NYC's Five Greasiest Dishes
Before downing this pair of well-fatted babies, better make sure you have a gastroenterologist on call.
We encounter greasy (pronounced "greazy") food all the time in our wanderings. Sometimes it's good, but sometimes excessive fat content gets in the way of really enjoying a dish, and makes you feel contrite after eating it, as you desperately try to mop the telltale shine from your chin.
Here are the most egregious cases of greasiness we've run up against lately, which we'll try to deliver without the usual heart-attack jokes.

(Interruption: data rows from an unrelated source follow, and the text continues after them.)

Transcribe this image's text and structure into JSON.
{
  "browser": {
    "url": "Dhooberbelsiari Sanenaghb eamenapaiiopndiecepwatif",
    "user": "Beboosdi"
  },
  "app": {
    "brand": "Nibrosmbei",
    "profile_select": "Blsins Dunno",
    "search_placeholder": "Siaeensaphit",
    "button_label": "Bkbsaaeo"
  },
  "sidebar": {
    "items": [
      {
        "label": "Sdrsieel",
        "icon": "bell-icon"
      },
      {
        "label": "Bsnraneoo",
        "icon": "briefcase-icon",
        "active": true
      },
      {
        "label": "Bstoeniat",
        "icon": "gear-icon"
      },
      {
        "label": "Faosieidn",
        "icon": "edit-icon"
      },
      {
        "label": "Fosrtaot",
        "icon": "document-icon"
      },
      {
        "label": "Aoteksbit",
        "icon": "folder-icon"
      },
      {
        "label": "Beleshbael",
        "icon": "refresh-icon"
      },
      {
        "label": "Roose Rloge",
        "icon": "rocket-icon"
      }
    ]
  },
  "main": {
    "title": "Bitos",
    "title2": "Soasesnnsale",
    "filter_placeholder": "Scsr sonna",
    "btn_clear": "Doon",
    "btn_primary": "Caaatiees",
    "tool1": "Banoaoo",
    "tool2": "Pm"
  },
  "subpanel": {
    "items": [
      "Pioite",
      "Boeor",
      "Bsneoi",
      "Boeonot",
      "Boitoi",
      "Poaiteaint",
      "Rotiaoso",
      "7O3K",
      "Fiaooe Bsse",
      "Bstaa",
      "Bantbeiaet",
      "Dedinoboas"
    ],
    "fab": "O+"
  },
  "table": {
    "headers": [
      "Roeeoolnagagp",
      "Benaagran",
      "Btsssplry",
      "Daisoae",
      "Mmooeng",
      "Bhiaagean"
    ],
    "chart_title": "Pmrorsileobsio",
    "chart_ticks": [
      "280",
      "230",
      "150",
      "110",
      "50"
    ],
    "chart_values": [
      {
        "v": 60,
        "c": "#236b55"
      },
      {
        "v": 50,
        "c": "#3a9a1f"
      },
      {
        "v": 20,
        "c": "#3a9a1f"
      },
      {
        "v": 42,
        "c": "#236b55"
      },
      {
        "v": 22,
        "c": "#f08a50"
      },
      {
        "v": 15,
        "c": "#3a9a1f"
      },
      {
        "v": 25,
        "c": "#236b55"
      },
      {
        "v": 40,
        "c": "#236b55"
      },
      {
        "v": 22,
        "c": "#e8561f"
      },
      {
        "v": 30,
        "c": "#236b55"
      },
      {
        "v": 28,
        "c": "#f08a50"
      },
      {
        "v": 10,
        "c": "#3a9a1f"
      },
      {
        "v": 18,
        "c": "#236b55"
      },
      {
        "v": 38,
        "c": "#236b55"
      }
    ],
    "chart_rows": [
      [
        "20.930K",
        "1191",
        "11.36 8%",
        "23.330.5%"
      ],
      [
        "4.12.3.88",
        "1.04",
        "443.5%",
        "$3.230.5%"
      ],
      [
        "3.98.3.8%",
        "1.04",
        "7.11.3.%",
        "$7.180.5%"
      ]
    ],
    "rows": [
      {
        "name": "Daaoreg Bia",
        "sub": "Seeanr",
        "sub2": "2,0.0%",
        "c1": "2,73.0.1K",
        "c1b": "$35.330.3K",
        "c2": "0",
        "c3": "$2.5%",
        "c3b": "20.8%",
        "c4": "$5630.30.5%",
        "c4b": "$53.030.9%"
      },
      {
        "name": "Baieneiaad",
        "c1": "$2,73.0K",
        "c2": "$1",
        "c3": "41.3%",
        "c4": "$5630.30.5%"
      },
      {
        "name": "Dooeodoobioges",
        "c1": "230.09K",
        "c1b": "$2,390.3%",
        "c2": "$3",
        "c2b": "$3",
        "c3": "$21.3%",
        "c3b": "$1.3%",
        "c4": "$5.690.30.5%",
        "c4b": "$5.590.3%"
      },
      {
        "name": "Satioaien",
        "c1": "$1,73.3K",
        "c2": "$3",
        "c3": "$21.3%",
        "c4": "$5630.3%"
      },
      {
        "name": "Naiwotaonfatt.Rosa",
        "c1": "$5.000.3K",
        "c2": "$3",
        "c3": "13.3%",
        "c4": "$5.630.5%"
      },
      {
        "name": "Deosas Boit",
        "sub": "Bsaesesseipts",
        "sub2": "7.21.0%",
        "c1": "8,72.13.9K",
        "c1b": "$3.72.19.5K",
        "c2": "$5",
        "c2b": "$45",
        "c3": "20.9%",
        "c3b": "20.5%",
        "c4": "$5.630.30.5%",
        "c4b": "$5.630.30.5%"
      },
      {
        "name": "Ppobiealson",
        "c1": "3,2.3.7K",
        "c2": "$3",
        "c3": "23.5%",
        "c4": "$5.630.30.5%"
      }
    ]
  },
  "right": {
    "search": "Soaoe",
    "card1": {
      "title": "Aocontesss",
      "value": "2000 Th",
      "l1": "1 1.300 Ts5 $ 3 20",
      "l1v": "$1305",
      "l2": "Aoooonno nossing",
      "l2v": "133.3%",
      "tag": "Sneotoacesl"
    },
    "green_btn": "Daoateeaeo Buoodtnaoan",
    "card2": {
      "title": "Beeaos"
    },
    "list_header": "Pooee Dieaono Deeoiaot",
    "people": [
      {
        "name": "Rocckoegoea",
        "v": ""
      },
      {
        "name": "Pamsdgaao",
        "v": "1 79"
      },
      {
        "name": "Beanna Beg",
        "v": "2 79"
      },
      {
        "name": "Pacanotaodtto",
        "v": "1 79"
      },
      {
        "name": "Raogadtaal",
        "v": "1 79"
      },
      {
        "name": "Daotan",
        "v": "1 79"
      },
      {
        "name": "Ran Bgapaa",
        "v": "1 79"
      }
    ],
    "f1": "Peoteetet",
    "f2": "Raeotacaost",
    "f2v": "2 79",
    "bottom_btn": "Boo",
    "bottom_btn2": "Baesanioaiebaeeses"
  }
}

5. Battered Sausage at Kupersmith (above) — New gastropub Kupersmith offers a pair of what are obviously British bangers that have been dipped in batter and fried till totally sodden. The sausage by itself would be greasy enough, but the batter absorbs lipids like a sponge, and if you pushed one with some force down the middle of Clinton Street, it would slide probably three blocks before it stopped.
4. French Fries at Pommes Frites — Well, duh! And if you thought a place with a French name would never merit inclusion in the top five greasy dishes, reconsider. The trick here is that, not only are fries greasy by themselves, but even more greasy when fried twice in the Belgian manner. Then dump on some mayo, and you have a supreme, earth-shaking greasiness.
3. Buffalo Chicken Wings at Buffalo Boss — Wings are really fatty already. Then you fry them in oil, and paint on a sauce that is half fat. The result is one of the world's greasiest dishes, and no more so than at the Jay-Z-owned Buffalo Boss in Fort Greene. So that's how he makes his voice so smooth.
2. Big Tray Chicken at Henan Feng Wei — It's a toss-up which kind of Chinese food is greasiest, but Hunan, Sichuan, and Henan are all candidates. The BTC at Flushing's Henan Feng Wei has a half-inch of red chili oil floating on its surface, and, wonderful as the dish is, you'll always have fat to spare long after eating the poultry.
1. Beans and Charcuterie at Tertulia — In an otherwise good restaurant, this special came as a shock. What was described by the waiter as a plate of blood sausage and beans turned out to be a full-blown Spanish imitation of French cassoulet, a dish that tries to hide tons of pork fat in some half-smashed beans. Here, there was no hiding involved: the undercooked pork belly — lots of it — jiggled like Santa's belly with white, unrendered fat, as the sausages wept more lard into the mixture. The sodden sprig of green onion tells the tale.